Nothing much happened except smoke.

It is very hard to make small pieces of green things burn in a cocoa-tin lid in the open air by means of a box of matches, and the fragments of a potato-dampened envelope from an aunt in Italy. Nothing much happened except smoke, and the head of a match burnt Charles’s finger.

‘There’s no more paper,’ said he, ‘except the bit we’ve written his name on.’

‘There’s the match-box,’ said Caroline; ‘let’s make a little bonfire with twigs and then put the incense things on when it’s burnt up.’ This they did; and the starry gold of St. John’s wort, the gay brightness of Indian pinks, and the feathery greenness of the tamarisks twisted and writhed amid flames and smoke.
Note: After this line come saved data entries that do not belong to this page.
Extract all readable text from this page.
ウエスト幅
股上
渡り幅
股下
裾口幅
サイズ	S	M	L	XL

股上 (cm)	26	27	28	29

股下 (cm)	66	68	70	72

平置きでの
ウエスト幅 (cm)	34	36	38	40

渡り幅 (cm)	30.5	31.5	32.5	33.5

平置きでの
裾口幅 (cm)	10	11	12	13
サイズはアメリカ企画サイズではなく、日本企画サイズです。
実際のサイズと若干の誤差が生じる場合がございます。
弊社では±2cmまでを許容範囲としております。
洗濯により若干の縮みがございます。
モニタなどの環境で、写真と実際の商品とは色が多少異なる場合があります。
‘Now we’ll leave it. Please, Murdstone man, let your crimes and your animosity and your aversion be burnt away, and may you lie on beds of roses really as soon as you are changed and amiable. Then when you are truly benevolent, Rupert and us will esteem you, and the hazel is for reconciliation. Now let’s go away and leave the incense to do its healing work, and to-morrow we’ll come and put a fresh rose-bed and burn new incense.’ Thus Caroline. The others agreed, and after having put on the box the label with the Murdstone man’s name, so that Destiny could not pretend to make any mistake as to who the witchcraft was meant for, they went away through green coverts, in Indian file, to build a wigwam in another part of the wood with three hop poles, three red blankets, and their three mackintoshes.